Книга: Орудие Немезиды
Назад: Глава восемнадцатая
Дальше: ЧАСТЬ ЧЕТВЕРТАЯ Погребальные игры

Глава девятнадцатая

Столы были накрыты в трех больших, соединенных между собой залах в северной части дома, окна каждого из которых выходили на Залив. Под высокими потолками стоял гул голосов, похожий на отдаленный рокот волн.
Выполняя свои обязанности, распорядитель рассаживал гостей, следя за тем, чтобы слуги правильно указывали каждому его место. Красс в белой с золотом одежде расположился в самом северном зале. К нему присоединились Фабий, Муммий, Ората, а также дельцы и политики из разных городков Залива. Гелина председательствовала в среднем зале, сидя рядом с неизменным Метробием, в окружении Иайи, Олимпии и других выдающихся представительниц местного женского общества.
В третьем зале, самом большом и расположенном дальше всех от кухни, посадили тех из нас, кто не принадлежал к двум первым категориям, — это были младшие партнеры и вторые сыновья, мелкие завсегдатаи и прихлебатели. Я удивился тому, что в нашей компании оказался и Дионисий. Он было заартачился, когда раб указал ему место, тихо потребовал распорядителя и наконец был водворен на свое место в углу напротив меня и Экона.
При других обстоятельствах живущий в доме «придворный» философ должен был бы получить место поблизости от хозяина и хозяйки. Я подозревал, что именно Красс приказал распорядителю посадить Дионисия в угол, в знак подчеркнутого пренебрежения. Он искренне презирал философа.
Поскольку до вечера оставалось примерно столько же времени, сколько прошло после полудня, получилось так, что Дионисий выпил свое снадобье не после, а перед едой. Чтобы сохранить достоинство, он демонстративно потребовал его сразу же, без всякой необходимости грубо обойдясь с девушкой-рабыней, поспешившей за ним на кухню.

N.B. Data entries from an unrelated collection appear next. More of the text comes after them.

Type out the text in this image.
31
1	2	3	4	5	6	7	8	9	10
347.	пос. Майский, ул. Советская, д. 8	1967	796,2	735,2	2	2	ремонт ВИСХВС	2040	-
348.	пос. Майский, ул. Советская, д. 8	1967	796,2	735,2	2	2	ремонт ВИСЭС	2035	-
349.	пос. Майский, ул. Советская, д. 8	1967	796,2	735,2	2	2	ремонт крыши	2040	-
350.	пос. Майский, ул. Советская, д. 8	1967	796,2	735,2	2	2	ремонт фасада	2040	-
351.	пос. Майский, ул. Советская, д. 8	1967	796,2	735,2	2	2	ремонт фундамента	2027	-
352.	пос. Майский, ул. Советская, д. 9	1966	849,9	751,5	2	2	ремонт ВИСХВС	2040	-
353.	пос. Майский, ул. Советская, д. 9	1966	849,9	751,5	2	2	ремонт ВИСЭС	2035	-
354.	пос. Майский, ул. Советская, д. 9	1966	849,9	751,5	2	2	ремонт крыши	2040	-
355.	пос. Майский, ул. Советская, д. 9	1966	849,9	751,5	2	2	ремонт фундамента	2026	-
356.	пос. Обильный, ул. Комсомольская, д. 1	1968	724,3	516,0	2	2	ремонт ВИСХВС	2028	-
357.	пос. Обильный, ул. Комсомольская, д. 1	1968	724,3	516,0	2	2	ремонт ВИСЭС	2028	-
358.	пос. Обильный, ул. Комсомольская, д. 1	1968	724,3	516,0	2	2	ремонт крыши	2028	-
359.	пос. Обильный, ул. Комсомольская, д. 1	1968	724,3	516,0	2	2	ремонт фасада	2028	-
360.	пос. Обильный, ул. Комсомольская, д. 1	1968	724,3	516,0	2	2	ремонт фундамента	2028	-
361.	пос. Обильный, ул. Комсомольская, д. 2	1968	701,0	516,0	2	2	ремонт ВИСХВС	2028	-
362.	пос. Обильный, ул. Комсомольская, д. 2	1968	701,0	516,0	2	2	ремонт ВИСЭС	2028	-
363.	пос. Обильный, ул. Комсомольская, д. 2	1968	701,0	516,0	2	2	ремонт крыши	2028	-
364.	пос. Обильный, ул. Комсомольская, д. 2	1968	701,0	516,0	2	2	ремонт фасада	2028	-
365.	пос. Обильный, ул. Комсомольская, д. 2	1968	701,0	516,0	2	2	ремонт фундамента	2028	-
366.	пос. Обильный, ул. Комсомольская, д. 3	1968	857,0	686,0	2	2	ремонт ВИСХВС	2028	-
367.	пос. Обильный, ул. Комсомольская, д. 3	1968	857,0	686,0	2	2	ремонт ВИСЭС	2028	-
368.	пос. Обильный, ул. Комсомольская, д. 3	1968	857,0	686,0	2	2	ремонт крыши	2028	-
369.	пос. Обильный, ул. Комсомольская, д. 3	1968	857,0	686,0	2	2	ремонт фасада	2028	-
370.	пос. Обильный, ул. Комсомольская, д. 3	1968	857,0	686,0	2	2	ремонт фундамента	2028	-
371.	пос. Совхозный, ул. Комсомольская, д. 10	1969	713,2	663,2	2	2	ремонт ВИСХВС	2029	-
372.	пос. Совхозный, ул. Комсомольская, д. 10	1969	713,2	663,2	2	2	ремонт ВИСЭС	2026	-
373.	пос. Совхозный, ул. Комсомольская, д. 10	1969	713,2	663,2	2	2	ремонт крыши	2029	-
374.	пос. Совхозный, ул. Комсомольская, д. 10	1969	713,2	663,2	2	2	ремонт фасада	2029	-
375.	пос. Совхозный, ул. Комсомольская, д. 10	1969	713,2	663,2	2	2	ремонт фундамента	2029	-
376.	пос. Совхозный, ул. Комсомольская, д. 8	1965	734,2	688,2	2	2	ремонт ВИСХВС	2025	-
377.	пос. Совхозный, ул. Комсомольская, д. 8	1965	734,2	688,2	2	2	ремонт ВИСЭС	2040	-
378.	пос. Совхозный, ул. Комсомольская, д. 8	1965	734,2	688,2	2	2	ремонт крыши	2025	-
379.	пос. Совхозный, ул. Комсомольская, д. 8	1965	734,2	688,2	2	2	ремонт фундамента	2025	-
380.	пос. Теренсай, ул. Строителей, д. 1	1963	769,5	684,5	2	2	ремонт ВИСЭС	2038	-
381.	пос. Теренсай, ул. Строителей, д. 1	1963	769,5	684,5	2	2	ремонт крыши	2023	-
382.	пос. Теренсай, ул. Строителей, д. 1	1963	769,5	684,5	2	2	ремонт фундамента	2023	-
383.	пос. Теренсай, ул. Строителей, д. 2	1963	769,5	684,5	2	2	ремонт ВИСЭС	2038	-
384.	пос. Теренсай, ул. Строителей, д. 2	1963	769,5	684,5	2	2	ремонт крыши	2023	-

Я оглядел зал, где многочисленные столики были вплотную окружены самыми разнообразными сиденьями, и не увидел ни одного знакомого лица. Экон сидел задумчивый, с отсутствующим видом, кажется, у него не было аппетита. Что касается меня, то я с удовольствием отведал стоявших передо мной деликатесов, продумывая план своих действий в остававшиеся мне часы.
Со своего места мне были хорошо видны другие залы. Я видел Красса, потягивавшего вино за разговором с Сергием Оратой. Именно Ората первый сказал мне, что Луций Лициний необъяснимо разбогател. Может быть, он знал больше, чем поведал мне? Не мог ли именно он быть тем самым теневым партнером в контрабандистской деятельности Луция? Глядя на его круглое, самоуверенно-самодовольное лицо, вряд ли можно было бы подумать, что он способен на убийство, но я часто убеждался в том, что богатые люди способны на все.
Марк Муммий, склонившийся к Крассу, явно нервничал и выглядел несчастным, да и как могло быть иначе, поскольку Красс отверг все его мольбы о спасении Аполлона? Мало вероятно, чтобы партнером Луция мог быть Муммий. И все же Муммий в ночь убийства приезжал из лагеря на берегу Лукринского озера сюда и вернулся обратно. Что если он сделал это для того, чтобы убедить Луция продать ему этого раба? И если Луций был хоть вполовину так упрям, как его брат, он мог еще раз отказать ему в этом. Но могло ли это довести Муммия до исступления, подвигнувшего на убийство? А если да, то, убив Луция, Муммий неизбежно вызвал бы уничтожение того самого, кого он так желал, — юного Аполлона. Единственным способом спасти юношу было бы для него признание собственной вины.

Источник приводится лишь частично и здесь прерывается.